Элен сделала знак своему адъютанту, и Огюст раскрыл саквояж. Он готовился передать Громову Зеркало, когда всех их остановил резкий приказ:

- Постойте!

Говорила та мужеподобная женщина. Видимо, она имела в их собрании немалый вес, потому что ее не проигнорировал даже сам Антуан де Трейси.

- Мне не нравится, что он будет держать артефакт в руках. Не лучше ли поставить его перед ним на какой-нибудь столик? Близнецу вы, насколько я знаю, подобного не доверяли.

- Madame le Senateur (*мадам сенатор, фр), - усмехнулся де Трейси, - сегодня с артефактом ничего не случится. Я лично несу за это ответственность, да и видите, сколько на палубе оружия?

- Вы уверены в ваших силах? Оружие нас спасет?

- Вполне. Давайте просто досмотрим до конца то, что нам хотят показать.

Огюст вопросительно посмотрел на Элен. Та махнула ему, и статуэтка наконец перекочевала в руки Громова. Она оказалась увесистой, и он едва удержал ее.

Прижав артефакт к животу, Юра аккуратно перевернул статуэтку так, чтобы видеть лучистый черный сапфир, украшавший центр диска. Фотографию Адели он неловко держал в той же руке, что и Зеркало, и карточка при этом слегка смялась.

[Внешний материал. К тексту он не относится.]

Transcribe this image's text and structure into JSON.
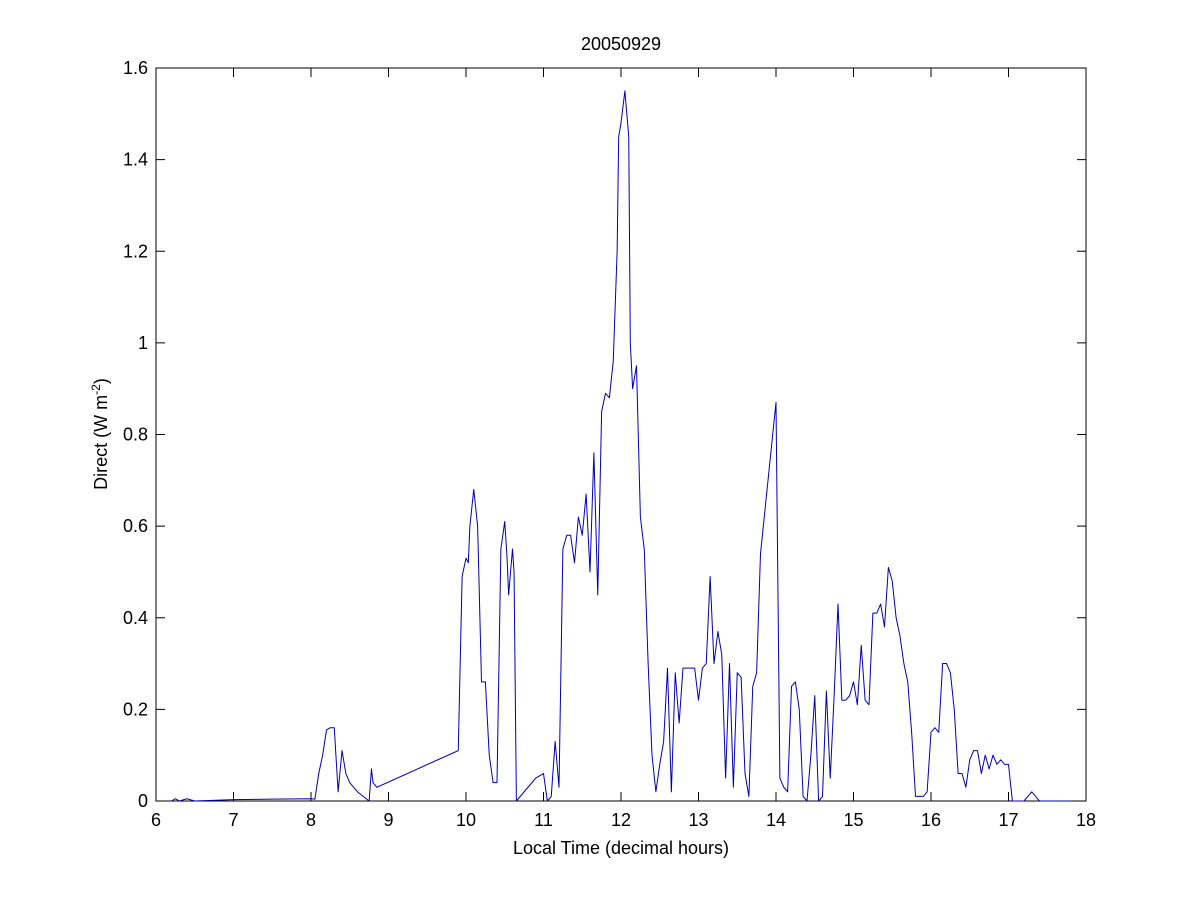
{
  "chart_data": {
    "type": "line",
    "title": "20050929",
    "xlabel": "Local Time (decimal hours)",
    "ylabel": "Direct (W m",
    "ylabel_exponent": "-2",
    "ylabel_close": ")",
    "xlim": [
      6,
      18
    ],
    "ylim": [
      0,
      1.6
    ],
    "x_ticks": [
      "6",
      "7",
      "8",
      "9",
      "10",
      "11",
      "12",
      "13",
      "14",
      "15",
      "16",
      "17",
      "18"
    ],
    "y_ticks": [
      "0",
      "0.2",
      "0.4",
      "0.6",
      "0.8",
      "1",
      "1.2",
      "1.4",
      "1.6"
    ],
    "grid": false,
    "legend": "none",
    "line_color": "#0000b4",
    "series": [
      {
        "x": [
          6.2,
          6.25,
          6.3,
          6.4,
          6.5,
          7.0,
          7.5,
          8.0,
          8.05,
          8.1,
          8.15,
          8.2,
          8.25,
          8.3,
          8.35,
          8.4,
          8.45,
          8.5,
          8.6,
          8.75,
          8.78,
          8.8,
          8.85,
          9.9,
          9.95,
          10.0,
          10.03,
          10.05,
          10.1,
          10.15,
          10.2,
          10.25,
          10.3,
          10.35,
          10.4,
          10.45,
          10.5,
          10.53,
          10.55,
          10.6,
          10.62,
          10.65,
          10.8,
          10.9,
          11.0,
          11.05,
          11.1,
          11.15,
          11.2,
          11.25,
          11.3,
          11.35,
          11.4,
          11.45,
          11.5,
          11.55,
          11.6,
          11.65,
          11.7,
          11.75,
          11.8,
          11.85,
          11.9,
          11.95,
          11.97,
          12.0,
          12.05,
          12.1,
          12.12,
          12.15,
          12.2,
          12.25,
          12.3,
          12.35,
          12.4,
          12.45,
          12.5,
          12.55,
          12.6,
          12.65,
          12.7,
          12.75,
          12.8,
          12.85,
          12.9,
          12.95,
          13.0,
          13.05,
          13.1,
          13.15,
          13.2,
          13.25,
          13.3,
          13.35,
          13.4,
          13.45,
          13.5,
          13.55,
          13.6,
          13.65,
          13.7,
          13.75,
          13.8,
          14.0,
          14.05,
          14.1,
          14.15,
          14.2,
          14.25,
          14.3,
          14.35,
          14.4,
          14.45,
          14.5,
          14.55,
          14.6,
          14.65,
          14.7,
          14.75,
          14.8,
          14.85,
          14.9,
          14.95,
          15.0,
          15.05,
          15.1,
          15.15,
          15.2,
          15.25,
          15.3,
          15.35,
          15.4,
          15.45,
          15.5,
          15.55,
          15.6,
          15.65,
          15.7,
          15.75,
          15.8,
          15.85,
          15.9,
          15.95,
          16.0,
          16.05,
          16.1,
          16.15,
          16.2,
          16.25,
          16.3,
          16.35,
          16.4,
          16.45,
          16.5,
          16.55,
          16.6,
          16.65,
          16.7,
          16.75,
          16.8,
          16.85,
          16.9,
          16.95,
          17.0,
          17.05,
          17.1,
          17.2,
          17.3,
          17.35,
          17.4,
          17.5,
          17.6,
          17.7,
          17.8
        ],
        "y": [
          0.0,
          0.005,
          0.0,
          0.005,
          0.0,
          0.003,
          0.004,
          0.005,
          0.004,
          0.06,
          0.1,
          0.155,
          0.16,
          0.16,
          0.02,
          0.11,
          0.06,
          0.04,
          0.02,
          0.0,
          0.07,
          0.04,
          0.03,
          0.11,
          0.49,
          0.53,
          0.52,
          0.6,
          0.68,
          0.6,
          0.26,
          0.26,
          0.1,
          0.04,
          0.04,
          0.55,
          0.61,
          0.53,
          0.45,
          0.55,
          0.5,
          0.0,
          0.03,
          0.05,
          0.06,
          0.0,
          0.01,
          0.13,
          0.03,
          0.55,
          0.58,
          0.58,
          0.52,
          0.62,
          0.58,
          0.67,
          0.5,
          0.76,
          0.45,
          0.85,
          0.89,
          0.88,
          0.96,
          1.2,
          1.45,
          1.48,
          1.55,
          1.45,
          1.0,
          0.9,
          0.95,
          0.62,
          0.55,
          0.3,
          0.1,
          0.02,
          0.08,
          0.13,
          0.29,
          0.02,
          0.28,
          0.17,
          0.29,
          0.29,
          0.29,
          0.29,
          0.22,
          0.29,
          0.3,
          0.49,
          0.3,
          0.37,
          0.32,
          0.05,
          0.3,
          0.03,
          0.28,
          0.27,
          0.06,
          0.01,
          0.25,
          0.28,
          0.54,
          0.87,
          0.05,
          0.03,
          0.02,
          0.25,
          0.26,
          0.2,
          0.01,
          0.0,
          0.1,
          0.23,
          0.0,
          0.01,
          0.24,
          0.05,
          0.23,
          0.43,
          0.22,
          0.22,
          0.23,
          0.26,
          0.21,
          0.34,
          0.22,
          0.21,
          0.41,
          0.41,
          0.43,
          0.38,
          0.51,
          0.48,
          0.4,
          0.36,
          0.3,
          0.26,
          0.15,
          0.01,
          0.01,
          0.01,
          0.02,
          0.15,
          0.16,
          0.15,
          0.3,
          0.3,
          0.28,
          0.2,
          0.06,
          0.06,
          0.03,
          0.09,
          0.11,
          0.11,
          0.06,
          0.1,
          0.07,
          0.1,
          0.08,
          0.09,
          0.08,
          0.08,
          0.0,
          0.0,
          0.0,
          0.02,
          0.01,
          0.0,
          0.0,
          0.0,
          0.0,
          0.0
        ]
      }
    ]
  }
}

Складка прошла прямо поперек детского личика и словно зачеркнула его.

Громов испытал досаду. А вот пиетета к артефакту он не питал. Ему было неважно, что он держит в руках старинную вещь – предмет сумасшедшего вожделения и надежд многих упертых эзотериков, включая нацистов Третьего Рейха. Эта статуэтка была для него воплощением мерзости.

«Избавь мир от нее! – зашептал проснувшийся голос, который Юра считал голосом совести. – Вот же он, подходящий момент: одно движение – и Элен проиграет. Умри героем!»

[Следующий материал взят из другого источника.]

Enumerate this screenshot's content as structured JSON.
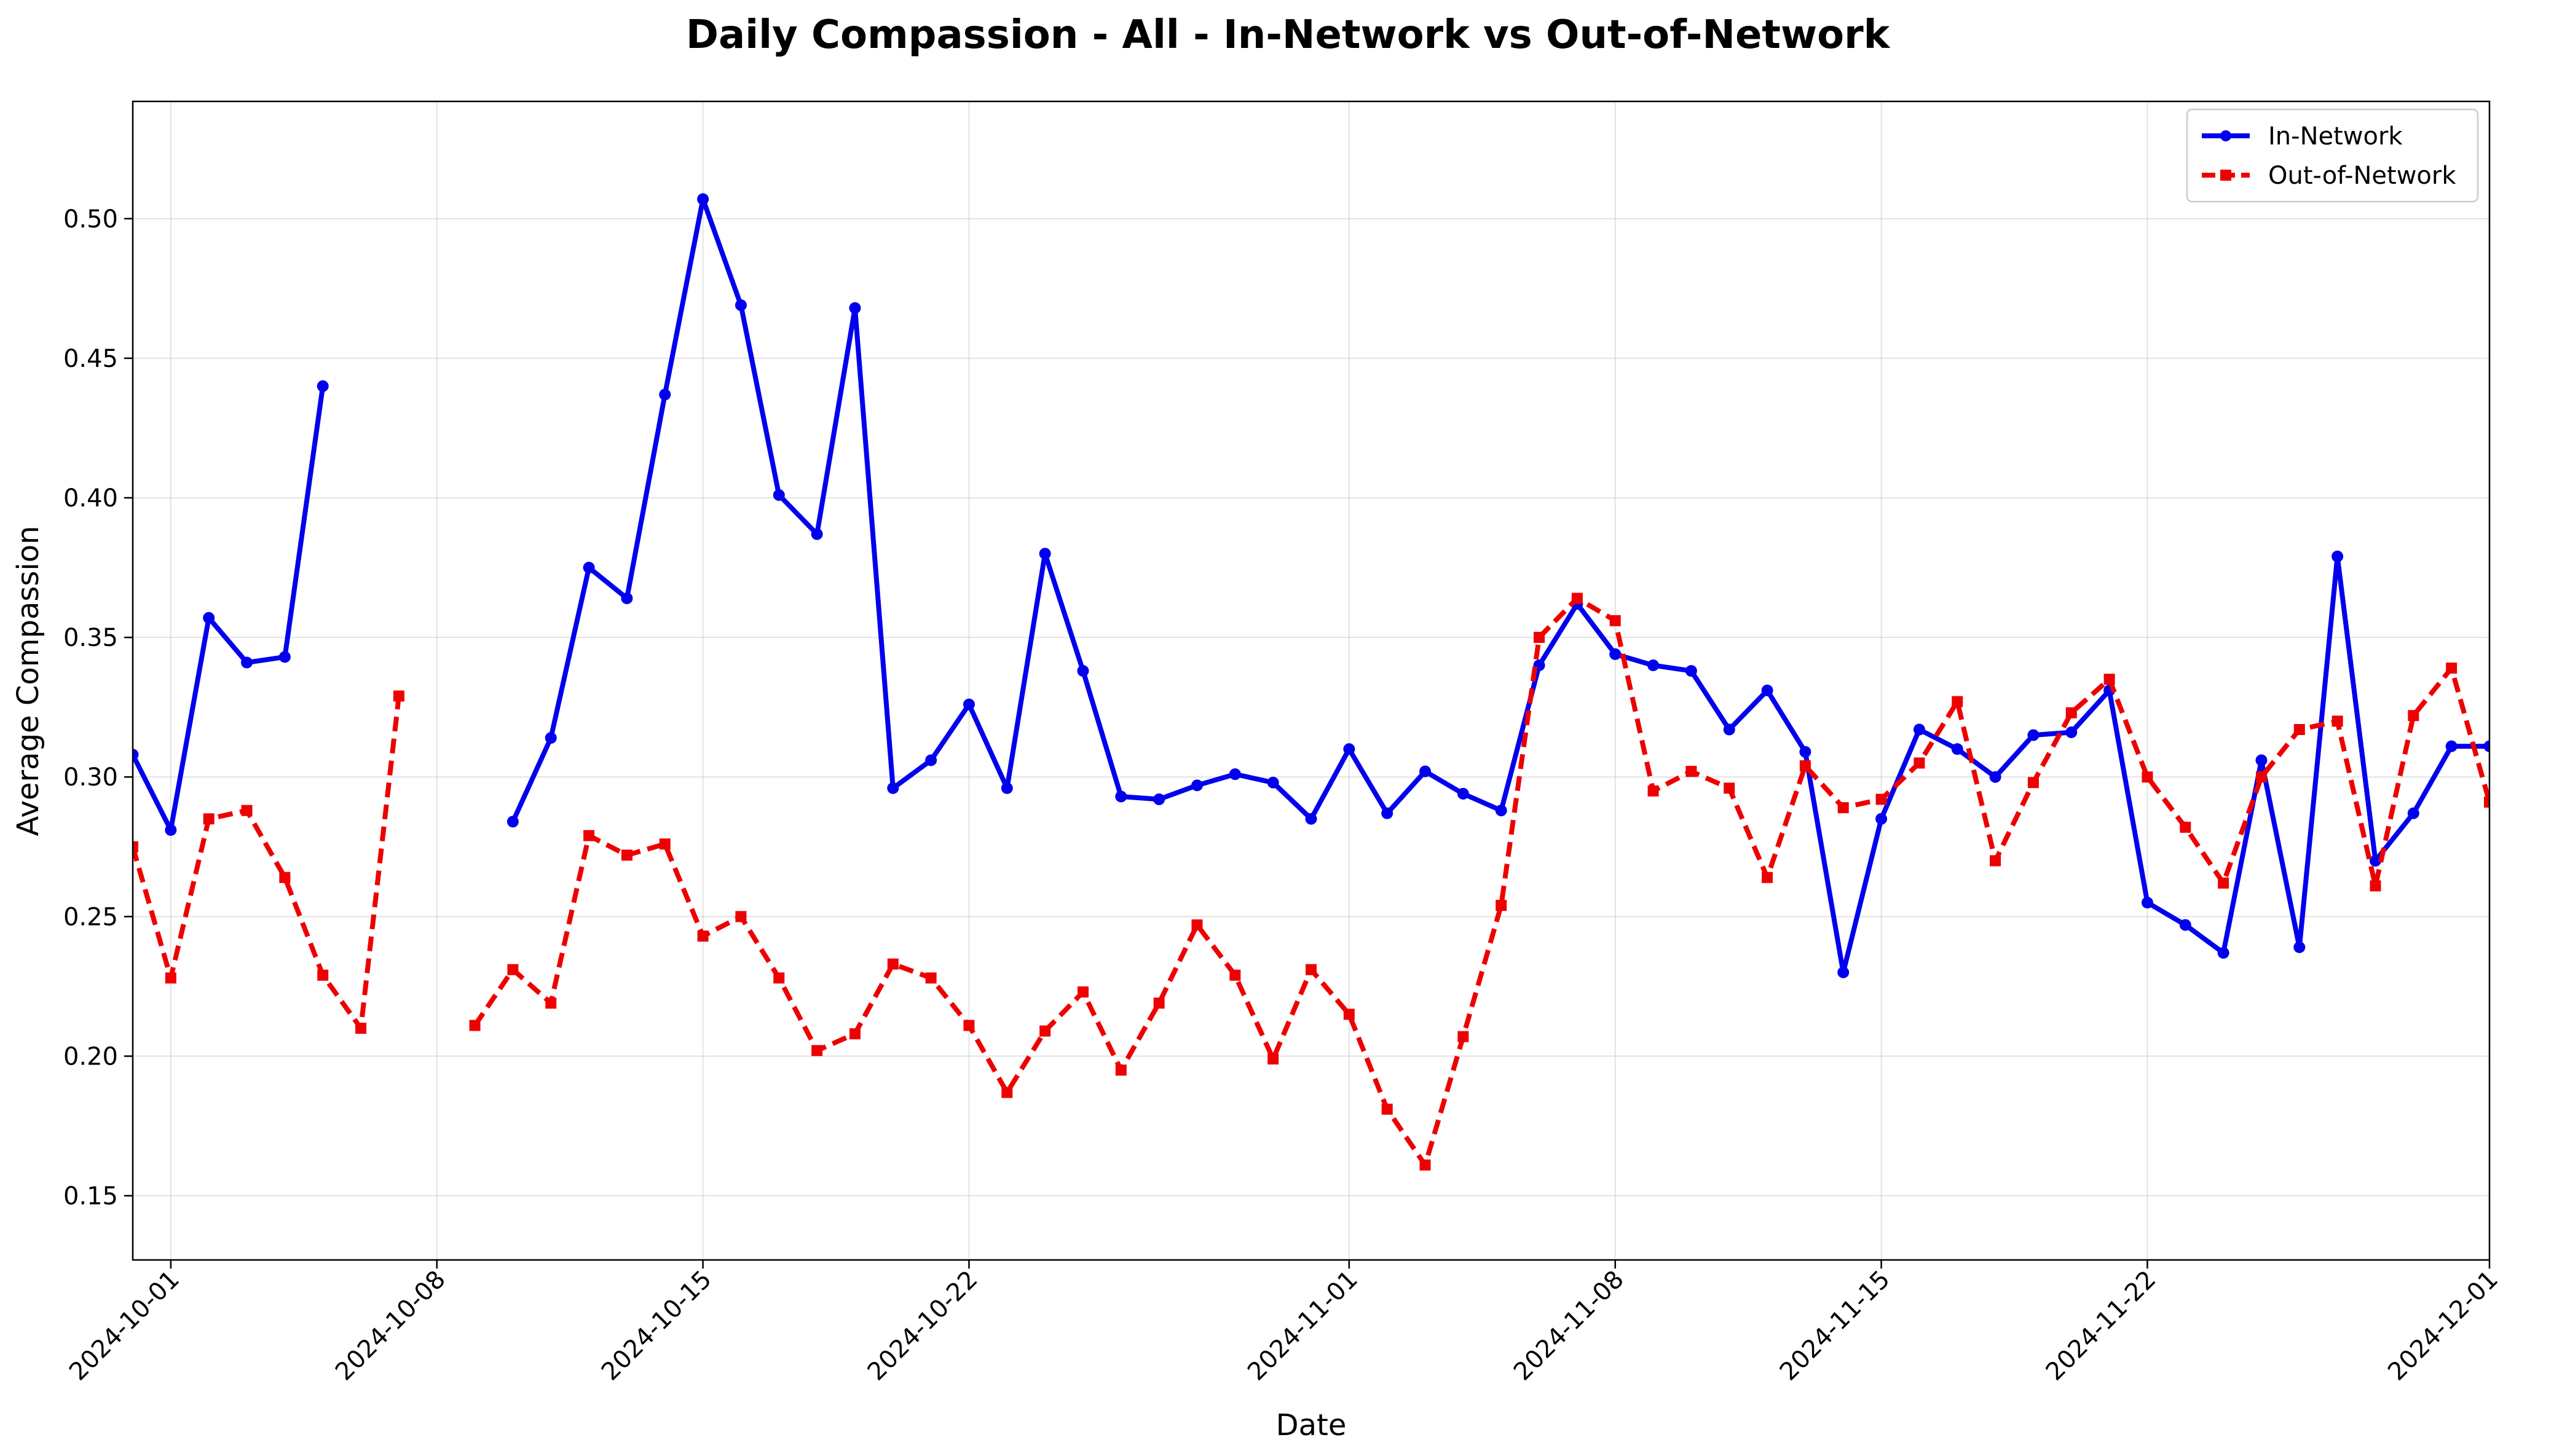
{
  "chart_data": {
    "type": "line",
    "title": "Daily Compassion - All - In-Network vs Out-of-Network",
    "xlabel": "Date",
    "ylabel": "Average Compassion",
    "x_start": "2024-09-30",
    "x_end": "2024-12-01",
    "ylim": [
      0.127,
      0.542
    ],
    "x_ticks": [
      "2024-10-01",
      "2024-10-08",
      "2024-10-15",
      "2024-10-22",
      "2024-11-01",
      "2024-11-08",
      "2024-11-15",
      "2024-11-22",
      "2024-12-01"
    ],
    "y_ticks": [
      "0.15",
      "0.20",
      "0.25",
      "0.30",
      "0.35",
      "0.40",
      "0.45",
      "0.50"
    ],
    "grid": true,
    "legend_position": "top-right",
    "series": [
      {
        "name": "In-Network",
        "color": "#0000ee",
        "line_style": "solid",
        "marker": "circle",
        "points": [
          [
            "2024-09-30",
            0.308
          ],
          [
            "2024-10-01",
            0.281
          ],
          [
            "2024-10-02",
            0.357
          ],
          [
            "2024-10-03",
            0.341
          ],
          [
            "2024-10-04",
            0.343
          ],
          [
            "2024-10-05",
            0.44
          ],
          [
            "2024-10-10",
            0.284
          ],
          [
            "2024-10-11",
            0.314
          ],
          [
            "2024-10-12",
            0.375
          ],
          [
            "2024-10-13",
            0.364
          ],
          [
            "2024-10-14",
            0.437
          ],
          [
            "2024-10-15",
            0.507
          ],
          [
            "2024-10-16",
            0.469
          ],
          [
            "2024-10-17",
            0.401
          ],
          [
            "2024-10-18",
            0.387
          ],
          [
            "2024-10-19",
            0.468
          ],
          [
            "2024-10-20",
            0.296
          ],
          [
            "2024-10-21",
            0.306
          ],
          [
            "2024-10-22",
            0.326
          ],
          [
            "2024-10-23",
            0.296
          ],
          [
            "2024-10-24",
            0.38
          ],
          [
            "2024-10-25",
            0.338
          ],
          [
            "2024-10-26",
            0.293
          ],
          [
            "2024-10-27",
            0.292
          ],
          [
            "2024-10-28",
            0.297
          ],
          [
            "2024-10-29",
            0.301
          ],
          [
            "2024-10-30",
            0.298
          ],
          [
            "2024-10-31",
            0.285
          ],
          [
            "2024-11-01",
            0.31
          ],
          [
            "2024-11-02",
            0.287
          ],
          [
            "2024-11-03",
            0.302
          ],
          [
            "2024-11-04",
            0.294
          ],
          [
            "2024-11-05",
            0.288
          ],
          [
            "2024-11-06",
            0.34
          ],
          [
            "2024-11-07",
            0.362
          ],
          [
            "2024-11-08",
            0.344
          ],
          [
            "2024-11-09",
            0.34
          ],
          [
            "2024-11-10",
            0.338
          ],
          [
            "2024-11-11",
            0.317
          ],
          [
            "2024-11-12",
            0.331
          ],
          [
            "2024-11-13",
            0.309
          ],
          [
            "2024-11-14",
            0.23
          ],
          [
            "2024-11-15",
            0.285
          ],
          [
            "2024-11-16",
            0.317
          ],
          [
            "2024-11-17",
            0.31
          ],
          [
            "2024-11-18",
            0.3
          ],
          [
            "2024-11-19",
            0.315
          ],
          [
            "2024-11-20",
            0.316
          ],
          [
            "2024-11-21",
            0.331
          ],
          [
            "2024-11-22",
            0.255
          ],
          [
            "2024-11-23",
            0.247
          ],
          [
            "2024-11-24",
            0.237
          ],
          [
            "2024-11-25",
            0.306
          ],
          [
            "2024-11-26",
            0.239
          ],
          [
            "2024-11-27",
            0.379
          ],
          [
            "2024-11-28",
            0.27
          ],
          [
            "2024-11-29",
            0.287
          ],
          [
            "2024-11-30",
            0.311
          ],
          [
            "2024-12-01",
            0.311
          ]
        ]
      },
      {
        "name": "Out-of-Network",
        "color": "#ee0000",
        "line_style": "dashed",
        "marker": "square",
        "points": [
          [
            "2024-09-30",
            0.275
          ],
          [
            "2024-10-01",
            0.228
          ],
          [
            "2024-10-02",
            0.285
          ],
          [
            "2024-10-03",
            0.288
          ],
          [
            "2024-10-04",
            0.264
          ],
          [
            "2024-10-05",
            0.229
          ],
          [
            "2024-10-06",
            0.21
          ],
          [
            "2024-10-07",
            0.329
          ],
          [
            "2024-10-09",
            0.211
          ],
          [
            "2024-10-10",
            0.231
          ],
          [
            "2024-10-11",
            0.219
          ],
          [
            "2024-10-12",
            0.279
          ],
          [
            "2024-10-13",
            0.272
          ],
          [
            "2024-10-14",
            0.276
          ],
          [
            "2024-10-15",
            0.243
          ],
          [
            "2024-10-16",
            0.25
          ],
          [
            "2024-10-17",
            0.228
          ],
          [
            "2024-10-18",
            0.202
          ],
          [
            "2024-10-19",
            0.208
          ],
          [
            "2024-10-20",
            0.233
          ],
          [
            "2024-10-21",
            0.228
          ],
          [
            "2024-10-22",
            0.211
          ],
          [
            "2024-10-23",
            0.187
          ],
          [
            "2024-10-24",
            0.209
          ],
          [
            "2024-10-25",
            0.223
          ],
          [
            "2024-10-26",
            0.195
          ],
          [
            "2024-10-27",
            0.219
          ],
          [
            "2024-10-28",
            0.247
          ],
          [
            "2024-10-29",
            0.229
          ],
          [
            "2024-10-30",
            0.199
          ],
          [
            "2024-10-31",
            0.231
          ],
          [
            "2024-11-01",
            0.215
          ],
          [
            "2024-11-02",
            0.181
          ],
          [
            "2024-11-03",
            0.161
          ],
          [
            "2024-11-04",
            0.207
          ],
          [
            "2024-11-05",
            0.254
          ],
          [
            "2024-11-06",
            0.35
          ],
          [
            "2024-11-07",
            0.364
          ],
          [
            "2024-11-08",
            0.356
          ],
          [
            "2024-11-09",
            0.295
          ],
          [
            "2024-11-10",
            0.302
          ],
          [
            "2024-11-11",
            0.296
          ],
          [
            "2024-11-12",
            0.264
          ],
          [
            "2024-11-13",
            0.304
          ],
          [
            "2024-11-14",
            0.289
          ],
          [
            "2024-11-15",
            0.292
          ],
          [
            "2024-11-16",
            0.305
          ],
          [
            "2024-11-17",
            0.327
          ],
          [
            "2024-11-18",
            0.27
          ],
          [
            "2024-11-19",
            0.298
          ],
          [
            "2024-11-20",
            0.323
          ],
          [
            "2024-11-21",
            0.335
          ],
          [
            "2024-11-22",
            0.3
          ],
          [
            "2024-11-23",
            0.282
          ],
          [
            "2024-11-24",
            0.262
          ],
          [
            "2024-11-25",
            0.3
          ],
          [
            "2024-11-26",
            0.317
          ],
          [
            "2024-11-27",
            0.32
          ],
          [
            "2024-11-28",
            0.261
          ],
          [
            "2024-11-29",
            0.322
          ],
          [
            "2024-11-30",
            0.339
          ],
          [
            "2024-12-01",
            0.291
          ]
        ]
      }
    ]
  }
}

Громов, наверное, так бы и поступил, с радостью бросил бы «Железного человека» в океан, но Тимур накануне ему категорически запретил это делать.

И правильно, что запретил! Нельзя идти на поводу у эмоций, когда на карту поставлено существование мира.

- Мне надо сосредоточиться, - сказал Юра, изгоняя несвоевременные мысли. – Это займет немного времени.

Окончательный отказ от героической смерти отчего-то едва не лишил его сил. Громов ощутил тотальное опустошение. Он чуть попятился к борту, желая опереться на него спиной.

Они следили за ним, не отрывая глаз. Охрана целились в него из автоматов. Зрители невольно затаили дыхание. Даже де Трейси.

Громов, стараясь не смотреть на смертоносные дула, усердно и честно вглядывался в камень.

Уверенности, что он увидит Адель в таком ослабленном состоянии, не было, но Тимур предупреждал, что телепат появится обязательно, и Громов постарался взять себя в руки. Уж этому-то упырю он просто обязан был дать отпор! Белый Сахир наверняка уже знает о похищении и только и ждет удобного момента, чтобы вцепиться в глотку конкуренту, взявшему в руки «его прелесть».